I laid in the hospital bed in South Africa in pure and complete loneliness and silence. I had no phone (my phone from Zambia did not work in South Africa). I knew no one. I had no connection or communication with the outside world. I stared at the wall. I slept. I did Sudoku and Crossword Puzzles. I listened to the sick old lady in the bed next to me beg for suppositories and bed pans. I forced as much food into my body as I could, which still wasn’t much. I got up and went to the bathroom every 30 minutes. I let them poke and prod and draw my blood at least two or three times a day.

The Peace Corps doctors visited me at the hospital once a day. We called my mom. We discussed my options.
1)      Stay in South Africa and continue care on Medevac status until we decide what comes next.
2)      Fly to Washington, D.C. and receive care from medical doctors and Peace Corps Headquarters staff on Medevac status until we decide what comes next.
3)      Fly directly home to my Home of Record.
Eventually, we (Peace Corps, me, and my family) agreed that the best option was to fly to Washington, D.C.

I was discharged from the hospital and transferred to the Medevac Guest House in South Africa for the weekend, until they could get me on a flight back to the United States.
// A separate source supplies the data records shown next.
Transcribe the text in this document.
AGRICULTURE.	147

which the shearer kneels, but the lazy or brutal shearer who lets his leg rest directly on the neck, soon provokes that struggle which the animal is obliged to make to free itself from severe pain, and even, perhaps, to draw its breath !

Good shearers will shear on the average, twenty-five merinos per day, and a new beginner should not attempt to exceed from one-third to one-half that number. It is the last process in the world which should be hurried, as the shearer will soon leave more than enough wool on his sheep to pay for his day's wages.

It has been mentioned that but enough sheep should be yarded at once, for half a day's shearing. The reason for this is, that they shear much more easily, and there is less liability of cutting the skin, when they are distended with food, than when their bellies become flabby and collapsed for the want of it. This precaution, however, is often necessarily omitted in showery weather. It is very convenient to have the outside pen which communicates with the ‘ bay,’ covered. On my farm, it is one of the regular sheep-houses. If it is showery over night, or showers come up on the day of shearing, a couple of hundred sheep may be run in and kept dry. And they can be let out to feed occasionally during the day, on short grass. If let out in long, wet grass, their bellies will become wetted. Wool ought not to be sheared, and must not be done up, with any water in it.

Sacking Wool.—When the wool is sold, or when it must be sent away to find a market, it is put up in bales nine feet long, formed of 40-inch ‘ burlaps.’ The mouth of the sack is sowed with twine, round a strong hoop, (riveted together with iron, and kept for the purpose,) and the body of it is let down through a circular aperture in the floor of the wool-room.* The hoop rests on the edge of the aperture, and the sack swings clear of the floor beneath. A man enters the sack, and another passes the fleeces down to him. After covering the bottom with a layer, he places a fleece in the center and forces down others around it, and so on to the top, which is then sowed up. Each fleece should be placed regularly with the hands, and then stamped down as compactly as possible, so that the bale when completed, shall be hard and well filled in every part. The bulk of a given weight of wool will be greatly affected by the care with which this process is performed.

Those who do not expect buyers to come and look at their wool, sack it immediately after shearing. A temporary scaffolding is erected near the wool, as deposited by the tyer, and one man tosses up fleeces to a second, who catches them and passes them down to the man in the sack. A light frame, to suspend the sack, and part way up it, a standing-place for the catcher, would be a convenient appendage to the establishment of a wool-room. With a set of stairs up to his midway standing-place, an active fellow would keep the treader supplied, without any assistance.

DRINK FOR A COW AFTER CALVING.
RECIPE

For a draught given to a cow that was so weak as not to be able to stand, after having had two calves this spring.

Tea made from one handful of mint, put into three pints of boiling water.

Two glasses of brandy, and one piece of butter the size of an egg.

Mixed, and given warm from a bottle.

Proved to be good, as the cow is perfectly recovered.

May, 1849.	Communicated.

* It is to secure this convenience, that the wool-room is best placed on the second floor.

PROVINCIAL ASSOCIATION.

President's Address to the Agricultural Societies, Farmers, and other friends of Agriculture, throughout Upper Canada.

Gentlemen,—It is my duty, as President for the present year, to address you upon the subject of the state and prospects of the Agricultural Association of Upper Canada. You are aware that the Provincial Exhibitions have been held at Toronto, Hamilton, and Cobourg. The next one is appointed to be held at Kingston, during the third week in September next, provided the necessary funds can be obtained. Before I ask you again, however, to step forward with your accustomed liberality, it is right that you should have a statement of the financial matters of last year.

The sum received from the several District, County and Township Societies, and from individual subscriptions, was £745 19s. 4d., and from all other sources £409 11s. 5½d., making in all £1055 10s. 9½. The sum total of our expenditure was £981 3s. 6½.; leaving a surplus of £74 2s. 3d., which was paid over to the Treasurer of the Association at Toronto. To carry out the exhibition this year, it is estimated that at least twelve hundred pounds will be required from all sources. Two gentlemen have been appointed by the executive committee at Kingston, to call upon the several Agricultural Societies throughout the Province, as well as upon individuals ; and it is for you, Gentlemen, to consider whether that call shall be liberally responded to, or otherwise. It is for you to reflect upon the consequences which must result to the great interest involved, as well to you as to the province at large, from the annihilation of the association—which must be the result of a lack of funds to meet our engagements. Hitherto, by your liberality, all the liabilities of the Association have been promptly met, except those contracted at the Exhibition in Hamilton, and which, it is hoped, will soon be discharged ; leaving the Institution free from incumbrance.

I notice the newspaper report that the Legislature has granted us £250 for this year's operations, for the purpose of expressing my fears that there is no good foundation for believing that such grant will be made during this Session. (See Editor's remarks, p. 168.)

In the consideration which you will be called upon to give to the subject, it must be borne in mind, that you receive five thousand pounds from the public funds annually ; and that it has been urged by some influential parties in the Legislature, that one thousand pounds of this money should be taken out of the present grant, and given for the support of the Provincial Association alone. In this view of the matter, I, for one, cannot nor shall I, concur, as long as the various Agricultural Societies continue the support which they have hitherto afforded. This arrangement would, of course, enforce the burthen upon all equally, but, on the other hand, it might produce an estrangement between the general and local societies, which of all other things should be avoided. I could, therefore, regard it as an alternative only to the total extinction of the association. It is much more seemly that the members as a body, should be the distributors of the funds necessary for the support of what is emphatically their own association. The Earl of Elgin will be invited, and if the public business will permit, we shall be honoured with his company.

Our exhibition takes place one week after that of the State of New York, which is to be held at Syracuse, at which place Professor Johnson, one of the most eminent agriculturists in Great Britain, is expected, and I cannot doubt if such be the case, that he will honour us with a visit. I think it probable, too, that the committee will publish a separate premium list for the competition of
At that point I got a South African SIM card for my phone and was finally able to communicate with people in Zambia and the U.S. again. I was still pretty sick though, and spent most of my time in bed, and trying to avoid telling the other Medevac volunteers what was wrong with me.

I communicated with the guy from Zambia. And as can be expected, he was shocked and confused, and responded with, “I don’t understand how you can think you got it from me? We used condoms, didn’t we?” And I said, “Yes, we did. But somehow it still happened. The doctors think it must have come from the unprotected oral sex. You are the only one I’ve been with, so it has to be you. You need to go get yourself tested.” At that point he became really scared and refused to go get tested because of fear. He continued to support and check on me though.